Modele a volatilité stochastique

Cela est bien sûr problématique; alors que l`une quelconque des mesures sans risque peut théoriquement être utilisée pour le prix d`un dérivé, il est probable que chacun d`eux donnera un prix différent. En théorie, toutefois, une seule de ces mesures sans risque serait compatible avec les prix du marché des options dépendantes de la volatilité (par exemple, les appels européens, ou plus explicitement, les swaps de variance). Par conséquent, nous pourrions ajouter un actif dépendant de la volatilité; [citation nécessaire] en procédant ainsi, nous ajoutons une contrainte supplémentaire, et choisissons donc une seule mesure sans risque qui soit compatible avec le marché. Cette mesure peut être utilisée pour la tarification. À partir d`une approche de volatilité constante, supposons que le prix de l`actif sous-jacent de la dérivée suive un modèle standard pour le mouvement géométrique brownien: le modèle d`Hétérokedasticité conditionnelle autorégressive généralisée (GARCH) est un autre modèle populaire pour estimer la volatilité stochastique. Il suppose que le caractère aléatoire du processus de variance varie selon la variance, par opposition à la racine carrée de la variance comme dans le modèle Heston. Le modèle standard GARCH (1, 1) a la forme suivante pour le différentiel de variance: les modèles de volatilité stochastique donnent une dynamique plus réaliste du sourire de volatilité. Cependant, ils viennent avec leurs problèmes/défis. Le modèle CEV décrit la relation entre la volatilité et le prix, introduisant une volatilité stochastique: les valeurs initiales F 0 {displaystyle f_ {0}} et σ 0 {displaystyle sigma _ {0}} sont le prix à terme actuel et la volatilité, alors que W t {displaystyle w_ {t}} et Z t {displaystyle z_ {t}} sont deux processus Wiener corrélés (c.-à-d.

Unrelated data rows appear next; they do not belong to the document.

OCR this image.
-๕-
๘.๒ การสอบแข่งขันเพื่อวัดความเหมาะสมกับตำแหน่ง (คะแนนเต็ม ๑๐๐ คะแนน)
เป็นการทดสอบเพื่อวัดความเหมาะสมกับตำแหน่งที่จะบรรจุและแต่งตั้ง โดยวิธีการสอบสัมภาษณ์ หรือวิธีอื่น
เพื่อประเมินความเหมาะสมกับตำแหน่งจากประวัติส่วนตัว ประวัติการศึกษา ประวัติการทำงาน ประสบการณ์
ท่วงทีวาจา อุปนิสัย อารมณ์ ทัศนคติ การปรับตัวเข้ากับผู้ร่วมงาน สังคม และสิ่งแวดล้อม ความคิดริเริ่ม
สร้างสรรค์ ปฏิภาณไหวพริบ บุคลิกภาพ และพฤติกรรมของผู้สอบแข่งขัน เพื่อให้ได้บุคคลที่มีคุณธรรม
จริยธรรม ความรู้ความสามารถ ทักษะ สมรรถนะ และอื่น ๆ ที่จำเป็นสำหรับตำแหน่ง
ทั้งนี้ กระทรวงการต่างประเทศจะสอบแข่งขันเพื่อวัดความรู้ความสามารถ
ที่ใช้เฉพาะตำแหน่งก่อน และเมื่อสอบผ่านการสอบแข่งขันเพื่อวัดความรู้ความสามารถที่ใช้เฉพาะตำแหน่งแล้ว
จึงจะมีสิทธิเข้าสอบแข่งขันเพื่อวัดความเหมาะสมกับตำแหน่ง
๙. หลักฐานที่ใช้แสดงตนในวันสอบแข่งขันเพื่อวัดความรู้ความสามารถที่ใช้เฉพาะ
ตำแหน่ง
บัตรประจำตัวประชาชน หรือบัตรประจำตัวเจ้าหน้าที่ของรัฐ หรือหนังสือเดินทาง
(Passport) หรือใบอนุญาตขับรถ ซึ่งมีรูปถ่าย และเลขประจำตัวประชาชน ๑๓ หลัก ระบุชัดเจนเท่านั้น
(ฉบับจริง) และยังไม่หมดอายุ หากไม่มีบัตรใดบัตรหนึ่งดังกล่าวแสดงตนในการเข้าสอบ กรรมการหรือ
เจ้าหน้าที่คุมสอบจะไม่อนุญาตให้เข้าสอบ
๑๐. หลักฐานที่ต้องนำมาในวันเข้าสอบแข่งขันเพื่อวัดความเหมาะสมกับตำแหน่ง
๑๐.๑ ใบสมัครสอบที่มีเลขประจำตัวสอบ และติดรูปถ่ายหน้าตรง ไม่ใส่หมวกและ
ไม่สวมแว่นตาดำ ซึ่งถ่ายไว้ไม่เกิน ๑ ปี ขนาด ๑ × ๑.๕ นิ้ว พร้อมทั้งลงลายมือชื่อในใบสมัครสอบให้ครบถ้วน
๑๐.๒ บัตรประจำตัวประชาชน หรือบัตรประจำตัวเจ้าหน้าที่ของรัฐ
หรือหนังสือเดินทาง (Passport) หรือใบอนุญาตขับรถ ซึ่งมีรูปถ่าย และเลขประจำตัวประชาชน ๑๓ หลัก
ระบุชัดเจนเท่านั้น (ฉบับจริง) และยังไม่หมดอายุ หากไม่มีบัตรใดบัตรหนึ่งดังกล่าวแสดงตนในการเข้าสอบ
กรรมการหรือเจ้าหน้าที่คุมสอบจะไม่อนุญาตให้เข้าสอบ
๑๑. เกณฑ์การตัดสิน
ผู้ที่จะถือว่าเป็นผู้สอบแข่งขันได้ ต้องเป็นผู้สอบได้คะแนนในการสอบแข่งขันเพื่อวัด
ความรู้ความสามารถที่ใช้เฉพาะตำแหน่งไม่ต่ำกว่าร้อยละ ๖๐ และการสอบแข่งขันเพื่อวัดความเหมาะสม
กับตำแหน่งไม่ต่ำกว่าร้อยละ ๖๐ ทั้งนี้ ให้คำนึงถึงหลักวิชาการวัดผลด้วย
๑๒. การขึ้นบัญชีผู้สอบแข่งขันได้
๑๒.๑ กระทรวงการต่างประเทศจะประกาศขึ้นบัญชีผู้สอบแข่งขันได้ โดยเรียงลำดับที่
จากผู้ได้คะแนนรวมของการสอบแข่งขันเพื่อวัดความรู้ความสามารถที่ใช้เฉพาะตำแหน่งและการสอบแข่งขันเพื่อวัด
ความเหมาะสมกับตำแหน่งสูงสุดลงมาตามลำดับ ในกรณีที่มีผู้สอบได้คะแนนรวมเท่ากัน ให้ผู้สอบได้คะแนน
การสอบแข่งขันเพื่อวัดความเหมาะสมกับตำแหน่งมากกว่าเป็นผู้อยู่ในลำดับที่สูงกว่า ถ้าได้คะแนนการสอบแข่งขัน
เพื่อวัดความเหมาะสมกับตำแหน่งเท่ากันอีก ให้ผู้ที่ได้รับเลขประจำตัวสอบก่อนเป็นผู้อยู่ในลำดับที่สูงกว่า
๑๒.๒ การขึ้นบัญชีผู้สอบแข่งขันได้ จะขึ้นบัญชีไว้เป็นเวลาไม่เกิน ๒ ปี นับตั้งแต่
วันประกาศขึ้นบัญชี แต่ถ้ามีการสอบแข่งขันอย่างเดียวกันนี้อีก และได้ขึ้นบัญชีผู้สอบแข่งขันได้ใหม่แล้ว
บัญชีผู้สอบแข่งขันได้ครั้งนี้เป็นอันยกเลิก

mouvements brownien) avec un coefficient de corrélation − 1 < ρ < 1 {displaystyle-1 < rho < 1}. Les paramètres constants β, α {displaystyle beta, ; alpha} sont tels que 0 ≤ β ≤ 1, α ≥ 0 {displaystyle 0 Leq beta leq 1, ; alpha geq 0}. L`estimateur de vraisemblance maximal pour estimer la volatilité constante σ {displaystyle sigma ,} pour les cours boursiers donnés S t {displaystyle s_ {t} ,} à différents moments t i {displaystyle t_ {i} ,} est une extension significative du modèle Heston pour rendre la volatilité et le stochastique moyen est donné par Lin Chen (1996). [citation nécessaire] Dans le modèle Chen, la dynamique du taux d`intérêt instantané est spécifiée par la caractéristique principale du modèle SABR est de pouvoir reproduire l`effet de sourire du sourire de volatilité. Ici le "prix" se rapporte à celui des options de vanille. Sous le modèle Heston, ce prix est donné analytiquement, mais l`expression est trop compliquée. Ceci inhibe la dérivation du gradient de la fonction objective par rapport aux paramètres Heston. La forme analytique du gradient n`a pas été disponible depuis longtemps et, par conséquent, l`étalonnage a été un problème difficile dans les bureaux de négociation. Les praticiens l`ont donc souvent traité à l`aide d`un dégradé numérique, du solveur intégré Excel ou d`optimiseurs stochastiques. Ces méthodes sont trop lentes ou instables, car de nombreux auteurs ont rapporté que leurs résultats variaient en grande partie avec la supposition initiale. En outre, les praticiens ont appliqué de nombreuses règles heuristiques ou asymptotiques pour faire face aux 5 paramètres. Par exemple, ils peuvent être plus difficiles à calibrer que les modèles de vol locaux.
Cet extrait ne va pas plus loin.